Да, и землетрясение следовало предвидеть в этой стране… или уж и не затевать дела.
Перед этим я объявил амнистию разбитым мятежникам злополучной Валенсии. Я хотел тихо, осторожно прививать народу гуманность и уважение к личности, к человеку… тщетно. Города Коро и Маракайбо, воспользовавшись моим промедлением, укрепили свои гарнизоны, а мои молодые друзья тут же обвинили меня в малодушии.
Помню, я глубоко задумался как-то в одиночестве в эти дни и принял в душе решение: как бы меня ни пытала судьба — не отступать от своих годами, десятилетиями лелеемых принципов гуманизма и разума. Я чувствовал: настало время проверки. Я сын восемнадцатого столетия; я сын Просвещения, и мне ли, революционеру и старику, конспиратору, тысячу раз рисковавшему жизнью и даже честью своей ради родины, — мне ли меняться на старости лет, лезть в Бонапарты, позорить свои седины? Ради чего я жил, с тем и уйду в могилу, не отступлю от себя. Свобода ценой бесчестия, крови — обман, не свобода; все это — гуманизм, свобода и разум, — все это неделимо, не живо одно без другого. Я чувствовал, что погибну, и шел на это.
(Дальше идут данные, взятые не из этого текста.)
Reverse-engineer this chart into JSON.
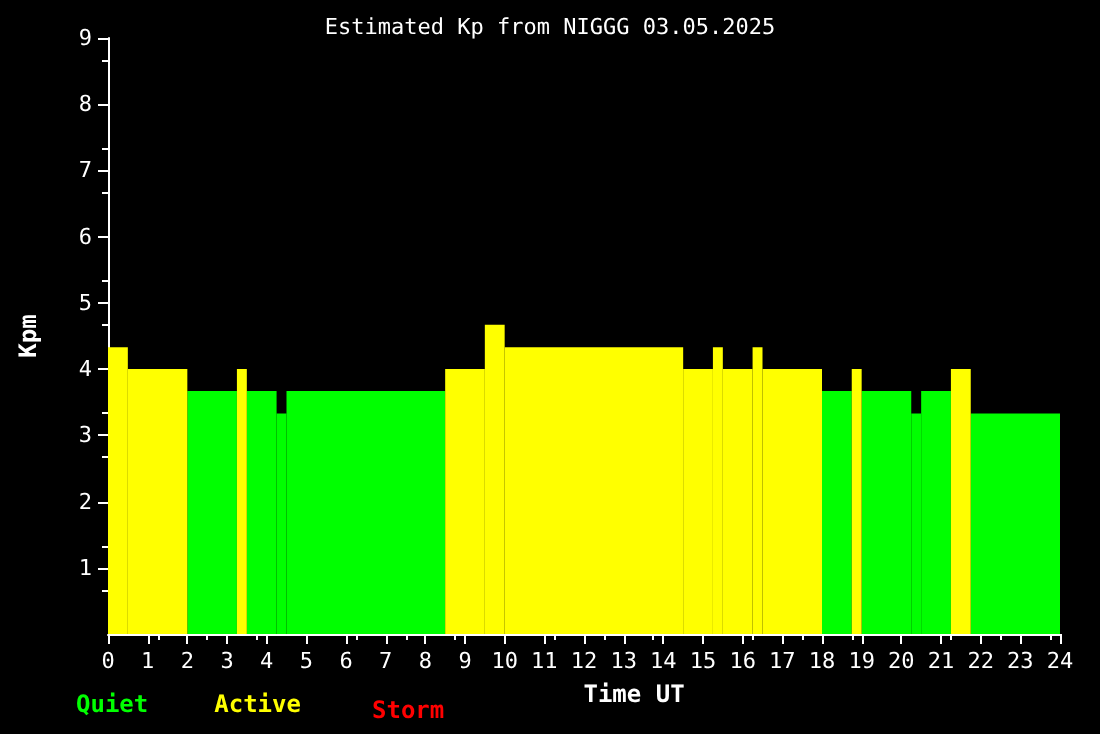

Мятежи против республики следовали один за другим, и, как я и ожидал, в них все чаще, все больше участвовали не только испанцы, но и американский народ — метисы, индейцы, мулаты, самбо и даже сами креолы, богатые мантуанцы. Правда, этих последних среди мятежников было немного, и это понятно: от свободы житейски, корыстно выигрывали больше всего они… Но выгода баронов индиго и королей какао — плохое утешение для свободы и не законное ее детище… Я давно уже чувствовал, что не разгадал своего народа и поплачусь за это — и готовился к своей горькой участи. И я, повторяю, не суетился, не дразнил судьбу, не играл собой — я остался тем, чем был: гражданином братства, разума, справедливости. Я не обагрил рук кровью своего народа, я только защищался, не нападал. Я миром тушил мятежи, я отпускал пленных… но мятежи вспыхивали с новой, невиданной силой, а отпущенные пленные вступали в отряды льянерос и сшивали спинами моих верных солдат, некогда отпустивших их.
Меня добили льянерос.
Да, верно: добили меня не испанцы, а наши степные люди, народ, наши люди; они, конечно, бандиты, и загубленные ими люди молча вопиют о мщении; пусть их, однако, наказывают иные; я не хотел им зла и не понимаю их зверств. Я не понял своего народа, но я не мог способствовать усилению кровопролития в этой стране. В
Как много я понимаю. Как много я понимаю ныне…
Что ж меня мучит это землетрясение, отчего же я не могу забыть… забыть…
Эти бешеные, эти безумные юноши, да поможет им рок, — они не поняли, они оскорбили меня, но мне уже все равно.